Steve,  Will you take something used?   I get about 5 or 6 Subs through here a year.  I have a few in the other room. I will look at the brands act.. I know I have one Velodyne somewhere.

I have owned about 30 types and I built my own.  My favorite is the paradigm 10 or 12.  From someone that owns or has owned just about every classic speaker there was..  I like the small black paradigm's.   I also have a collection of old JDL, real b and Os and Advents.

Here is a picture of a subwoofer I designed and built.   The material is not plexiglass.  Its a type of material used at the Seaworld aquariums.  Its LF lucite  Its natural resonance is low. 

The subwoofer itself is an Earthquake unit. I chose this 15 inch woofer because of its thiele small properties (http://en.wikipedia.org/wiki/Thiele/Small).  I read though book and manuals for 2 weeks before finging this unit. It had exactly what I was looking for.
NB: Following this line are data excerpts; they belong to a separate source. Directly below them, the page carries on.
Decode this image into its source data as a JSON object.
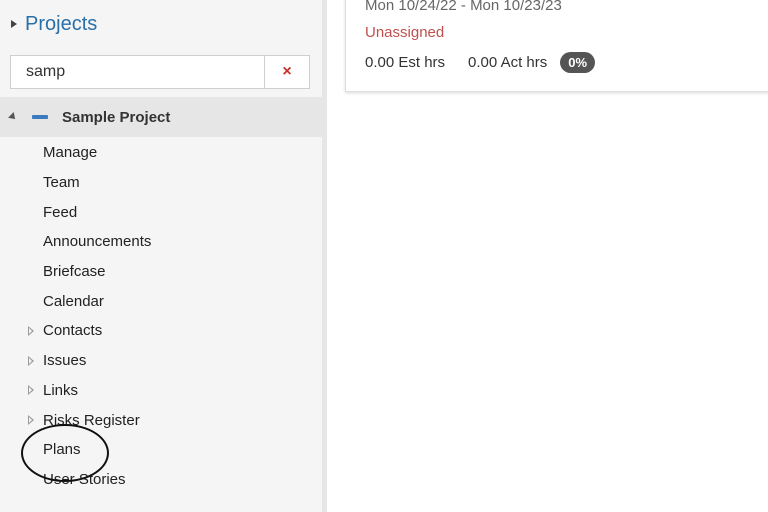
{
  "sidebar": {
    "title": "Projects",
    "search": {
      "value": "samp",
      "clear_icon": "×"
    },
    "project": {
      "name": "Sample Project"
    },
    "items": [
      {
        "label": "Manage",
        "expandable": false
      },
      {
        "label": "Team",
        "expandable": false
      },
      {
        "label": "Feed",
        "expandable": false
      },
      {
        "label": "Announcements",
        "expandable": false
      },
      {
        "label": "Briefcase",
        "expandable": false
      },
      {
        "label": "Calendar",
        "expandable": false
      },
      {
        "label": "Contacts",
        "expandable": true
      },
      {
        "label": "Issues",
        "expandable": true
      },
      {
        "label": "Links",
        "expandable": true
      },
      {
        "label": "Risks Register",
        "expandable": true
      },
      {
        "label": "Plans",
        "expandable": false
      },
      {
        "label": "User Stories",
        "expandable": false
      }
    ]
  },
  "card": {
    "dates": "Mon 10/24/22 - Mon 10/23/23",
    "assignee": "Unassigned",
    "est_hrs": "0.00 Est hrs",
    "act_hrs": "0.00 Act hrs",
    "percent": "0%"
  },
  "colors": {
    "accent": "#2a6fa8",
    "unassigned": "#c0504d",
    "clear": "#c9302c",
    "badge": "#555555"
  }
}
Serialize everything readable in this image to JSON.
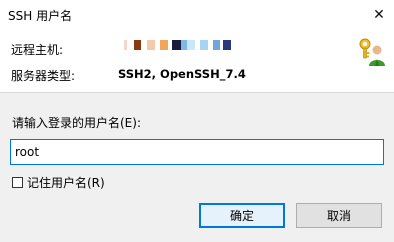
{
  "window": {
    "title": "SSH 用户名",
    "close_glyph": "✕"
  },
  "info": {
    "host_label": "远程主机:",
    "type_label": "服务器类型:",
    "type_value": "SSH2, OpenSSH_7.4"
  },
  "form": {
    "prompt_label": "请输入登录的用户名(E):",
    "username_value": "root",
    "remember_label": "记住用户名(R)"
  },
  "buttons": {
    "ok": "确定",
    "cancel": "取消"
  }
}
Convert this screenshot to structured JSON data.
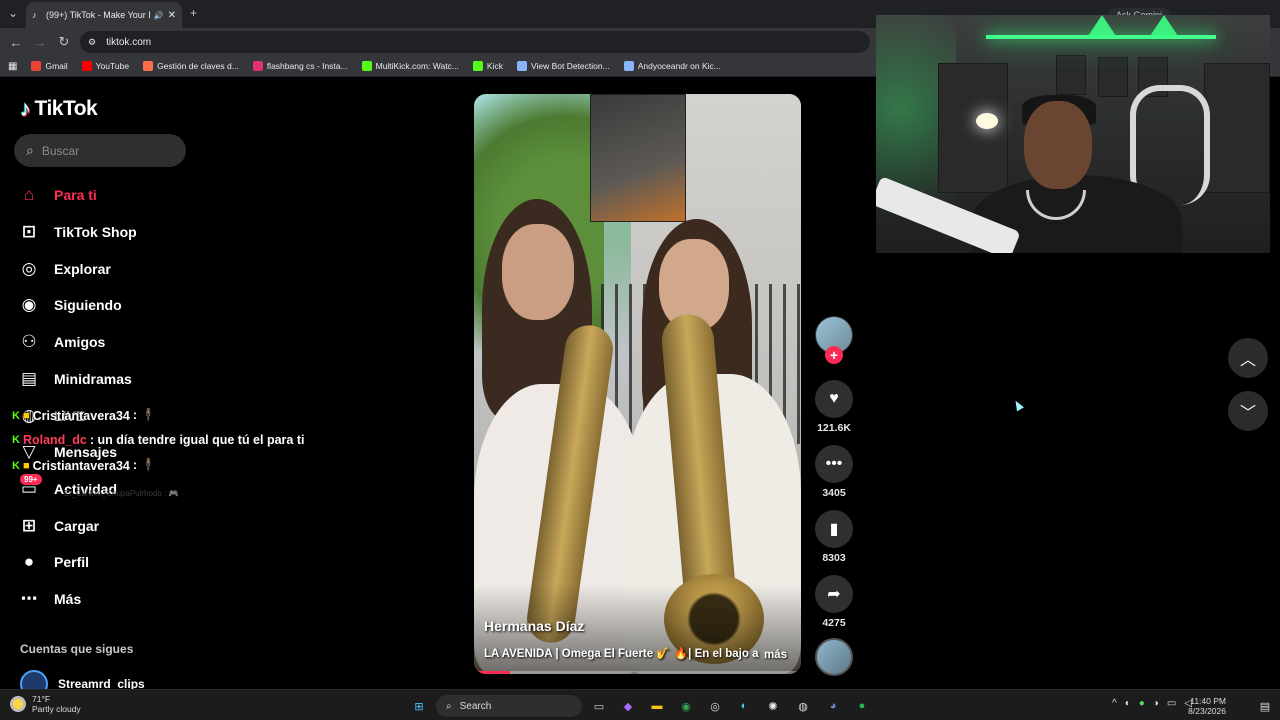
{
  "browser": {
    "tab_title": "(99+) TikTok - Make Your D...",
    "url": "tiktok.com",
    "ask_gemini": "Ask Gemini",
    "bookmarks": [
      {
        "label": "Gmail",
        "color": "#ea4335"
      },
      {
        "label": "YouTube",
        "color": "#ff0000"
      },
      {
        "label": "Gestión de claves d...",
        "color": "#ff6d4a"
      },
      {
        "label": "flashbang cs - Insta...",
        "color": "#e1306c"
      },
      {
        "label": "MultiKick.com: Watc...",
        "color": "#53fc18"
      },
      {
        "label": "Kick",
        "color": "#53fc18"
      },
      {
        "label": "View Bot Detection...",
        "color": "#8ab4f8"
      },
      {
        "label": "Andyoceandr on Kic...",
        "color": "#8ab4f8"
      }
    ]
  },
  "sidebar": {
    "logo_text": "TikTok",
    "search_placeholder": "Buscar",
    "items": [
      {
        "label": "Para ti",
        "icon": "home-icon"
      },
      {
        "label": "TikTok Shop",
        "icon": "shop-icon"
      },
      {
        "label": "Explorar",
        "icon": "compass-icon"
      },
      {
        "label": "Siguiendo",
        "icon": "avatar-icon"
      },
      {
        "label": "Amigos",
        "icon": "friends-icon"
      },
      {
        "label": "Minidramas",
        "icon": "film-icon"
      },
      {
        "label": "LIVE",
        "icon": "live-icon"
      },
      {
        "label": "Mensajes",
        "icon": "message-icon"
      },
      {
        "label": "Actividad",
        "icon": "inbox-icon"
      },
      {
        "label": "Cargar",
        "icon": "plus-square-icon"
      },
      {
        "label": "Perfil",
        "icon": "profile-icon"
      },
      {
        "label": "Más",
        "icon": "more-icon"
      }
    ],
    "activity_badge": "99+",
    "following_title": "Cuentas que sigues",
    "following": [
      {
        "name": "Streamrd_clips"
      }
    ]
  },
  "chat": {
    "messages": [
      {
        "user": "Cristiantavera34",
        "text": ":  🕴"
      },
      {
        "user": "Roland_dc",
        "text": ": un día tendre igual que tú el para ti"
      },
      {
        "user": "Cristiantavera34",
        "text": ":  🕴"
      }
    ],
    "faded": "El_CaNiTo_ChupaPulrhodo : 🎮"
  },
  "video": {
    "author": "Hermanas Díaz",
    "description": "LA AVENIDA | Omega El Fuerte 🎷 🔥| En el bajo a",
    "more": "más",
    "progress": 0.11
  },
  "actions": {
    "likes": "121.6K",
    "comments": "3405",
    "saves": "8303",
    "shares": "4275"
  },
  "taskbar": {
    "temp": "71°F",
    "weather": "Partly cloudy",
    "search": "Search",
    "time": "11:40 PM",
    "date": "8/23/2026"
  }
}
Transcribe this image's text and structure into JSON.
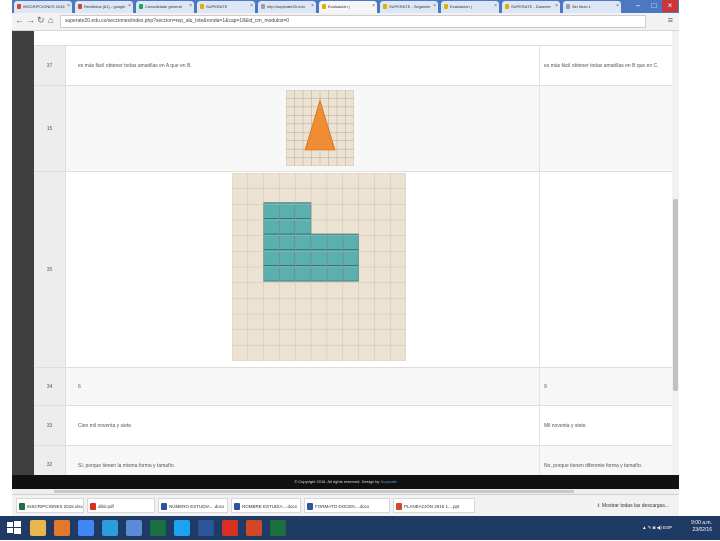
{
  "browser": {
    "tabs": [
      {
        "label": "INSCRIPCIONES 2016",
        "icon": "gmail-icon",
        "color": "#d44638"
      },
      {
        "label": "Recibidos (61) - google",
        "icon": "gmail-icon",
        "color": "#d44638"
      },
      {
        "label": "Consolidado general",
        "icon": "sheets-icon",
        "color": "#1fa463"
      },
      {
        "label": "SUPERATE",
        "icon": "superate-icon",
        "color": "#e2b000"
      },
      {
        "label": "http://superate20.edu",
        "icon": "page-icon",
        "color": "#9aa0a6"
      },
      {
        "label": "Evaluación | ",
        "icon": "superate-icon",
        "color": "#e2b000"
      },
      {
        "label": "SUPERATE - Seguimie",
        "icon": "superate-icon",
        "color": "#e2b000"
      },
      {
        "label": "Evaluación | ",
        "icon": "superate-icon",
        "color": "#e2b000"
      },
      {
        "label": "SUPERATE - Docente",
        "icon": "superate-icon",
        "color": "#e2b000"
      },
      {
        "label": "Sin título 1",
        "icon": "page-icon",
        "color": "#9aa0a6"
      }
    ],
    "active_tab": 5,
    "url": "superate20.edu.co/secciones/index.php?seccion=rep_alu_lote&ronda=1&cap=18&id_cm_modulos=0"
  },
  "rows": [
    {
      "num": "37",
      "left": "es más fácil obtener todas amarillas en A que en B.",
      "right": "es más fácil obtener todas amarillas en B que en C."
    },
    {
      "num": "15",
      "left": "",
      "right": ""
    },
    {
      "num": "35",
      "left": "",
      "right": ""
    },
    {
      "num": "34",
      "left": "6",
      "right": "9"
    },
    {
      "num": "33",
      "left": "Cien mil noventa y siete.",
      "right": "Mil noventa y siete."
    },
    {
      "num": "32",
      "left": "Sí, porque tienen la misma forma y tamaño.",
      "right": "No, porque tienen diferente forma y tamaño."
    }
  ],
  "figures": {
    "triangle": {
      "color": "#f08c32",
      "grid_color": "#b7a99a",
      "bg": "#ece2d2"
    },
    "lshape": {
      "color": "#5aafb0",
      "grid_color": "#c9b9a3",
      "bg": "#ece2d2",
      "cells": [
        [
          3,
          2
        ],
        [
          4,
          2
        ],
        [
          5,
          2
        ],
        [
          3,
          3
        ],
        [
          4,
          3
        ],
        [
          5,
          3
        ],
        [
          3,
          4
        ],
        [
          4,
          4
        ],
        [
          5,
          4
        ],
        [
          6,
          4
        ],
        [
          7,
          4
        ],
        [
          8,
          4
        ],
        [
          3,
          5
        ],
        [
          4,
          5
        ],
        [
          5,
          5
        ],
        [
          6,
          5
        ],
        [
          7,
          5
        ],
        [
          8,
          5
        ],
        [
          3,
          6
        ],
        [
          4,
          6
        ],
        [
          5,
          6
        ],
        [
          6,
          6
        ],
        [
          7,
          6
        ],
        [
          8,
          6
        ]
      ]
    }
  },
  "footer": "© Copyright 2016. All rights reserved. Design by",
  "footer_brand": "Superate",
  "downloads": [
    {
      "label": "INSCRIPCIONES 2016.xlsx",
      "icon": "excel-icon",
      "color": "#1d6f42"
    },
    {
      "label": "dibir.pdf",
      "icon": "pdf-icon",
      "color": "#d93025"
    },
    {
      "label": "NÚMERO ESTUDIA....docx",
      "icon": "word-icon",
      "color": "#2b579a"
    },
    {
      "label": "NOMBRE ESTUDIA....docx",
      "icon": "word-icon",
      "color": "#2b579a"
    },
    {
      "label": "FORMATO DOCEN....docx",
      "icon": "word-icon",
      "color": "#2b579a"
    },
    {
      "label": "PLANEACIÓN 2016 1....ppt",
      "icon": "ppt-icon",
      "color": "#d24726"
    }
  ],
  "downloads_all": "Mostrar todas las descargas...",
  "tray": {
    "time": "9:00 a.m.",
    "date": "23/02/16",
    "lang": "ESP"
  }
}
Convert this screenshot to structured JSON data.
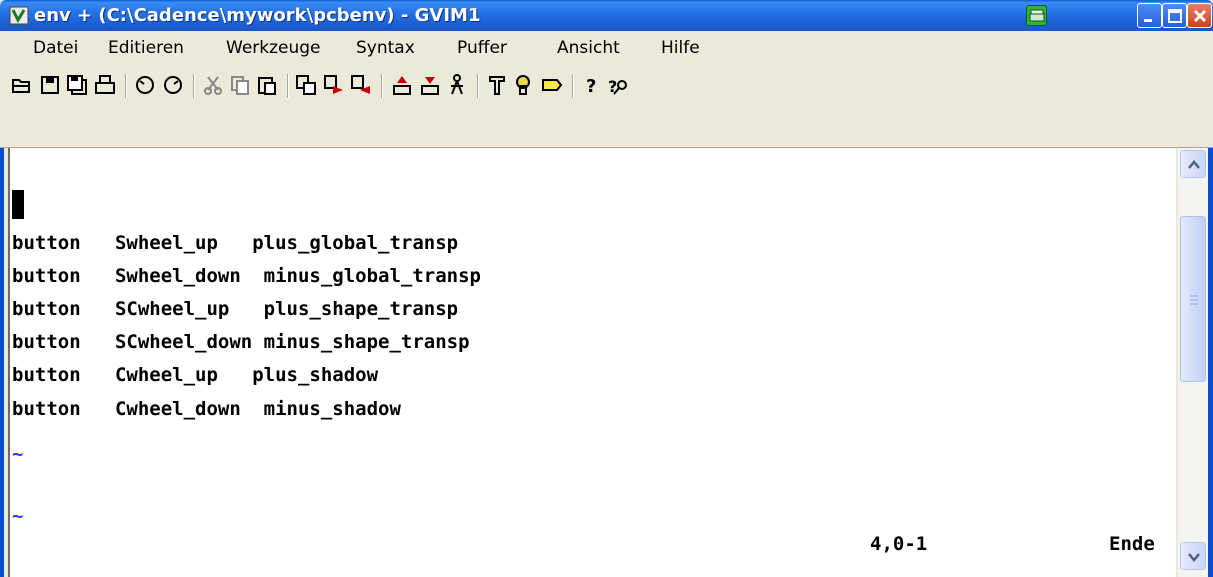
{
  "window": {
    "title": "env + (C:\\Cadence\\mywork\\pcbenv) - GVIM1"
  },
  "menu": [
    {
      "label": "Datei"
    },
    {
      "label": "Editieren"
    },
    {
      "label": "Werkzeuge"
    },
    {
      "label": "Syntax"
    },
    {
      "label": "Puffer"
    },
    {
      "label": "Ansicht"
    },
    {
      "label": "Hilfe"
    }
  ],
  "toolbar_icons": [
    "open-icon",
    "save-icon",
    "save-all-icon",
    "print-icon",
    "undo-icon",
    "redo-icon",
    "cut-icon",
    "copy-icon",
    "paste-icon",
    "replace-icon",
    "find-next-icon",
    "find-prev-icon",
    "load-session-icon",
    "save-session-icon",
    "run-script-icon",
    "make-icon",
    "build-tags-icon",
    "jump-to-tag-icon",
    "help-icon",
    "find-help-icon"
  ],
  "editor": {
    "lines": [
      "",
      "",
      "button   Swheel_up   plus_global_transp",
      "button   Swheel_down  minus_global_transp",
      "button   SCwheel_up   plus_shape_transp",
      "button   SCwheel_down minus_shape_transp",
      "button   Cwheel_up   plus_shadow",
      "button   Cwheel_down  minus_shadow"
    ],
    "tildes": [
      "~",
      "~"
    ]
  },
  "status": {
    "position": "4,0-1",
    "scroll": "Ende"
  },
  "colors": {
    "titlebar": "#2673e8",
    "tilde": "#2240d0",
    "close_button": "#c8451f"
  }
}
The base of this unit is Granite.  We had a Tile/marble house near us.. I rode my bike down and talked to one of the marble Craftsment from italy.  He made it for me at a great price.  The bottom includes a cutout for the coil.

The Standoffs are also lucite also.  Hand cut.  I rented a Studio that had an anechoic chamber.  I did this afterhours and paid very little.  I played pink noise through the sub and then used a real time analyzer to record the output off the sub.  I came prepared with 7 different lengths of standoffs.  I decided on the length in the picture. 

I made several of these one summer.  I kept this one as it was the first and its flawed.  I overtightened some screws and made some hairline cracks. The edges on the box construction are not perfect either.  You have to inject the chemical in each seam with a seringe.  If you dont do this correctly, you might get a run or two.. Smiley

Did I mention I was 15 years old when I built this?  I did this as a summer project! I have kep this thing all these years.. Its not actualy in use now..  We had a transformer blow up in the hood and the Subwoofer amp never came on again.. The relay just clicks and thumps the speaker over and over.. I will have to fire it back up someday.. It ROCKS the entire house.